The end didn’t come quickly. The 2018 AGM, the last one Lord Muck attended in person, wasn’t quorate, so the facilitated sessions on ‘brand’, ‘membership’, ‘Cultivate online’ etc had a forlorn sense about them. Like with so many other brilliant ideas, the pandemic rang down the final curtain. By late summer 2022 Cutivate had ceased trading, and officially ceased to exist at the end of April.

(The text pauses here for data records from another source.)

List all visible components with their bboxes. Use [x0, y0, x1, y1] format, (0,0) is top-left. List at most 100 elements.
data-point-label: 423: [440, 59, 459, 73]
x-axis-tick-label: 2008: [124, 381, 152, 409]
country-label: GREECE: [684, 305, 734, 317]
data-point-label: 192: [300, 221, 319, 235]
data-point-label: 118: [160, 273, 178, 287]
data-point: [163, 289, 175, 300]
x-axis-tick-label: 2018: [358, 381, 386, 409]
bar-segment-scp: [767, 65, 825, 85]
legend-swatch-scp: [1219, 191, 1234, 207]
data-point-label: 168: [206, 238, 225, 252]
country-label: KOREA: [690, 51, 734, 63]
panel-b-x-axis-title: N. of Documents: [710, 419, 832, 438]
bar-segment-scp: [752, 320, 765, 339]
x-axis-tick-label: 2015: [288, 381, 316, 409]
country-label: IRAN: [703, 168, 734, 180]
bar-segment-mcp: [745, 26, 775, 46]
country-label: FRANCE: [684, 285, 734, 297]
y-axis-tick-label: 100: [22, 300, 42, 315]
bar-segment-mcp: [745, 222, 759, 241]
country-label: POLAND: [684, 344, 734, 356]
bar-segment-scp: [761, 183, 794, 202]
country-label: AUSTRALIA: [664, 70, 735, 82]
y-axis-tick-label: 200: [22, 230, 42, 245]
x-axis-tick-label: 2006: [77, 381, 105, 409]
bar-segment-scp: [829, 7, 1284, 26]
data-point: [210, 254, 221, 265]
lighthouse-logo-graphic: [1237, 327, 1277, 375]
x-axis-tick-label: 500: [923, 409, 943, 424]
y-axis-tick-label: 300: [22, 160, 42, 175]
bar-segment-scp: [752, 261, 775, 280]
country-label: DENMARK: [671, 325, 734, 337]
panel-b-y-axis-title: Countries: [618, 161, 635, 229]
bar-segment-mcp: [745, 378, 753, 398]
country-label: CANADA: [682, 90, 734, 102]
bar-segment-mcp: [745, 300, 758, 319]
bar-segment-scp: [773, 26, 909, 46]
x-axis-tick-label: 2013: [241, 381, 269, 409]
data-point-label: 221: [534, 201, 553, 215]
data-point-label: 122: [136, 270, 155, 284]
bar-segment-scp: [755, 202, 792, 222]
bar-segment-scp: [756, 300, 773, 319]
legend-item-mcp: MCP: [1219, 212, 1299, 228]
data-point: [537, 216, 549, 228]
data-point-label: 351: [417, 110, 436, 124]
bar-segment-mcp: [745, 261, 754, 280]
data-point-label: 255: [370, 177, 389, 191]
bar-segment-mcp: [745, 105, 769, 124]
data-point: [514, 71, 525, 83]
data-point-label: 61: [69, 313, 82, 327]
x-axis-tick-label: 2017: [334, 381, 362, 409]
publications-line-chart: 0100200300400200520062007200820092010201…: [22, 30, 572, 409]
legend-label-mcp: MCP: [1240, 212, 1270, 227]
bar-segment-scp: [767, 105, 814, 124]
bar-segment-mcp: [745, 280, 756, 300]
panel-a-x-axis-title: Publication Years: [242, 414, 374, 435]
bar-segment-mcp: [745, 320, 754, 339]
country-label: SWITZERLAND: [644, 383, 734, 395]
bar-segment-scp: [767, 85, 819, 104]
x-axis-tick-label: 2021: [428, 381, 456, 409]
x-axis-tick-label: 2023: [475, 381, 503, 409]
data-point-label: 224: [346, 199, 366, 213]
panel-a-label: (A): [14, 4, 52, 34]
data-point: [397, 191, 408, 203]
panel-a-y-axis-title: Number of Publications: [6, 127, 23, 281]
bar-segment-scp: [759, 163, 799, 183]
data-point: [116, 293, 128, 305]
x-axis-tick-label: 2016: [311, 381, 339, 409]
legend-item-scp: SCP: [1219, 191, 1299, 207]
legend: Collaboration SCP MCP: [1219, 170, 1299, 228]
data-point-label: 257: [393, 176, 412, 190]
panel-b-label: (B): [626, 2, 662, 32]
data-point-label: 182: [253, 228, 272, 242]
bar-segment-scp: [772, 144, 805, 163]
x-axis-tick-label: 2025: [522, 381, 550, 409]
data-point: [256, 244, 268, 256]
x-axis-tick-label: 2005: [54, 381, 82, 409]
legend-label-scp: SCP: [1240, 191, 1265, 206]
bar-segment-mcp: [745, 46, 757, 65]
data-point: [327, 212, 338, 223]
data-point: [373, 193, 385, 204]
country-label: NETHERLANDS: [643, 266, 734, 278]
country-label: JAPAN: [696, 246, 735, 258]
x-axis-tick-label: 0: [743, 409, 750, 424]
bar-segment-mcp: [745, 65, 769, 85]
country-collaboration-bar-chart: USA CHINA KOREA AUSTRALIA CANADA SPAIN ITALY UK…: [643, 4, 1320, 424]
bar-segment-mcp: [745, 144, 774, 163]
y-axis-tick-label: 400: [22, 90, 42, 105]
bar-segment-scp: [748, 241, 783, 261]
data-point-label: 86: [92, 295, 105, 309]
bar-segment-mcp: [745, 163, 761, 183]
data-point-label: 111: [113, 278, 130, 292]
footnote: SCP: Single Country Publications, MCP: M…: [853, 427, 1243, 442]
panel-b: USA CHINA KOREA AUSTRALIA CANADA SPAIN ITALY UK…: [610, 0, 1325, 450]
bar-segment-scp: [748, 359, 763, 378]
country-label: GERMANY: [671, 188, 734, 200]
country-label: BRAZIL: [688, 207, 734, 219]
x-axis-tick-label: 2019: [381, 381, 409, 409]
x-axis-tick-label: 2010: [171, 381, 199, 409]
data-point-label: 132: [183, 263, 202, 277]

It is hard to draw lessons. But a few tentative thoughts are:
idealism won out over the nitty-gritty of getting the job done. Especially in the first few years there was huge emphasis on quite abstract goals to do with sustainable farming, food security and climate change; the niche of a VegVan was too small to be viable, and as a result Cultivate ended up competing with some of its supppliers and potentially undercutting farmer’s markets; alternatives such as online retailing were tried before being properly thought through. Riverford, Abel & Cole and even very local but already well established outfits like ‘Veg in Clover’, already had the market covered; over reliance on charitable/grant giving trusts masked the underlying problems in the business model and dragged out the final reckoning; and finally, the impact of the cost of living crisis and all the associated responses to an increasingly difficult macro-economic context, perhaps exemplified in the rise of food banks over the past decade, meant that even the relatively affluent demographic that Cultivate appealed to couldn’t or wouldn’t buy enough produce at the prices they were selling it at. There was a touching, and telling, observation in Cultivate Chair Sarah Flood’s introduction to the 2016 Annual Report, where she characteised the loss that year as ‘We do still need to bump Cultivate over the line to turning a profit, but an extra bag of salad here or an extra bunch of carrots there, and we’re there..’ Was it all lost for nary a bunch of carrots?